Mental health expert and psychotherapist Eva Deligiannis said Screen Time could be the answer many people were searching for to monitor technology use.

“Checking social media or just using our phone constantly is a common way of avoid what is difficult in our lives or just avoiding stuff we need to get done in our day. Having a tool to help monitor usage is helpful,” Ms Deligiannis said.

"Setting up these new tools and just letting them run on a normal day, would I imagine be a very insightful – and possibly shocking – way to see how much time goes into being tied to our phones.”

Statistics from comScore’s 2017 report indicate that on average the general population use their smart devices for more than four hours a day, with the 18-24-year-old demographic using their devices the most.

Ms Deligiannis thinks that this statistic could be an indicator of why mental health is so poor for this demographic. Mindframe statistics show this group has the highest rate of mental illness, with 26 per cent likely to be affected at some stage. 
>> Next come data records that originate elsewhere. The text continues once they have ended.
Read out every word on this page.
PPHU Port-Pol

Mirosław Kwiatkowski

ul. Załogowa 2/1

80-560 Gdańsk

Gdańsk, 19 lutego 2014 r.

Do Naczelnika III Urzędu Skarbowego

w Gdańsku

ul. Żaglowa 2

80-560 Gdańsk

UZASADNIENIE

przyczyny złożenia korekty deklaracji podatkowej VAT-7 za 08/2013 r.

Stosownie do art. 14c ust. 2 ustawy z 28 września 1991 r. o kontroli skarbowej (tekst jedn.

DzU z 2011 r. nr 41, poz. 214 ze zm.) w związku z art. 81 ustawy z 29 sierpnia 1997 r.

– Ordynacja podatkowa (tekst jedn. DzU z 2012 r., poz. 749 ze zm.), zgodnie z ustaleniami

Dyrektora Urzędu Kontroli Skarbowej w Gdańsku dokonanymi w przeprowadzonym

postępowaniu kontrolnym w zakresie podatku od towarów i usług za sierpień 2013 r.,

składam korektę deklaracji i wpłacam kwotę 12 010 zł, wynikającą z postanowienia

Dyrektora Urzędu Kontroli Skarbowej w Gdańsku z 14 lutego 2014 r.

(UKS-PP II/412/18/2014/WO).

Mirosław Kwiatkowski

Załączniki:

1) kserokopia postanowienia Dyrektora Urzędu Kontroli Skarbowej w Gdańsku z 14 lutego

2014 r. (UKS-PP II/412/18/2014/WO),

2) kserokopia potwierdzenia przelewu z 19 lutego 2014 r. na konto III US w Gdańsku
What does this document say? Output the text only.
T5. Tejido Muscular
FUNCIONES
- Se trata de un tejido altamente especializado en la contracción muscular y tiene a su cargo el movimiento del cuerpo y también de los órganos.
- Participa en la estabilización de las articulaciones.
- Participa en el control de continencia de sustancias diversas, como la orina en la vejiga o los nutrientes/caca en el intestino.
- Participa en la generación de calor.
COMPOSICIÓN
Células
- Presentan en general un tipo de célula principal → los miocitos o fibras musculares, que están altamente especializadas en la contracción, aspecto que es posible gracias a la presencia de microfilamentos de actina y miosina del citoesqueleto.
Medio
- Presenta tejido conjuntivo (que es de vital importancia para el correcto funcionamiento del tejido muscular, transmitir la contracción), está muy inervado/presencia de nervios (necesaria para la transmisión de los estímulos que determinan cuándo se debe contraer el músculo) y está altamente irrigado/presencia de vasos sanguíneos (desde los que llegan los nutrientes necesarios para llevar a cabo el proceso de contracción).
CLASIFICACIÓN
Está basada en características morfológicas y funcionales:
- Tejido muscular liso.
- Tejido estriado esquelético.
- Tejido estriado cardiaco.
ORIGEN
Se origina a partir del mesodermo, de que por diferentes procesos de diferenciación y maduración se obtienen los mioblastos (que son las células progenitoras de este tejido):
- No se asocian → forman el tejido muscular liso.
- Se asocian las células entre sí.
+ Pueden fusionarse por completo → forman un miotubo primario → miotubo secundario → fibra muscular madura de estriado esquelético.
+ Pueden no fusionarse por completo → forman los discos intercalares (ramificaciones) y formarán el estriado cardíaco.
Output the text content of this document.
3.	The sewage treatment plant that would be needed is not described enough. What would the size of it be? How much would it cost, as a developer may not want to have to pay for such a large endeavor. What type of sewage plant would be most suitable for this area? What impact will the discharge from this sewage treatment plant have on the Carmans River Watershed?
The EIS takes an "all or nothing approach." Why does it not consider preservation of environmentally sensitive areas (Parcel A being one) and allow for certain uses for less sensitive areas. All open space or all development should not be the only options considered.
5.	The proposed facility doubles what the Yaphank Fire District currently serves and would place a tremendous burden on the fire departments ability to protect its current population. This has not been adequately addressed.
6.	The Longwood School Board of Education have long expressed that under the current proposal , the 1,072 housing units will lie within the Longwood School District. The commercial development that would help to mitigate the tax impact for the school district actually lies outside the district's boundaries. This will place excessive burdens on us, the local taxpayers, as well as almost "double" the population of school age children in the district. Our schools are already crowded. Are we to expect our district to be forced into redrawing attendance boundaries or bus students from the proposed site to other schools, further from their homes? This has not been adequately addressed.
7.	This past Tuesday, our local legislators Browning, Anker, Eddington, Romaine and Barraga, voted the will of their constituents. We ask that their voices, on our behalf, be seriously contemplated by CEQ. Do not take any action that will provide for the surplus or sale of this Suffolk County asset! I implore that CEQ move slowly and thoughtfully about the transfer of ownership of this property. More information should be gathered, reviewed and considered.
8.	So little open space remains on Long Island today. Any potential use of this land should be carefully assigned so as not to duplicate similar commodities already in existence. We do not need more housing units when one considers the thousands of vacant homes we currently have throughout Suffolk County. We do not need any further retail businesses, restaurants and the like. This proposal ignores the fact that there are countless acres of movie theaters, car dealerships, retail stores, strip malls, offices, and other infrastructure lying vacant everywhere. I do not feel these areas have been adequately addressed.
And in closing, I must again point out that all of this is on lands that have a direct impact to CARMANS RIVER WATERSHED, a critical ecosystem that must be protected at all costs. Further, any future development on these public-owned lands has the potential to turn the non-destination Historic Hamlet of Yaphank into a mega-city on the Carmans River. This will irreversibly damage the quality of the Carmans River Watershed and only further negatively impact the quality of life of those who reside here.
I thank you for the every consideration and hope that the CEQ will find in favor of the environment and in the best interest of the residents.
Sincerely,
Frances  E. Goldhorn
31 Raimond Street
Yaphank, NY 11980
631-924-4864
“Being saturated with images all the time via social media, in particular Instagram, creates only a one-way lens of what people are showing. If you spend too much [time] being consumed in social media that promotes these ideas, then it creates low self-esteem, depression and other mental [health] issues,”  she said.

“Having a colleague/friend help you set new limits would be a great way of creating new habits. Using any form of technology at night (which is common for younger people) creates major problems with regulating sleep and getting enough sleep.”

Given the evidence of mental health implications from excessive device usage, questions have been raised about these impacts on online business owners who also have to balance personal time online.

Social media influencer Dil Kaur – also known as @blingedoutlemons – said the mental health impacts of social media could actually be more positive than negative.

“[Uploading on YouTube] played a really important part in my mental health journey ... social media in general kind of provided me [with] an outlet to find people like myself,” Ms Kaur said.

Despite the good that has come from her social media presence, Ms Kaur  admitted it could be tricky to separate work from free time online, and often spent upwards of six hours on her devices daily.

“I’m online all the time … everyone consumes media differently, everyone uses technology differently,” she said.

Only time will indicate whether this feature really is the answer to our technology usage woes, but for online business owners and personalities Ms Kaur said the “distinction [of time spent] is really important”.

“I don’t think it’s Apple’s job to come up with tools like that, it’s cool [though] that they did,” she said.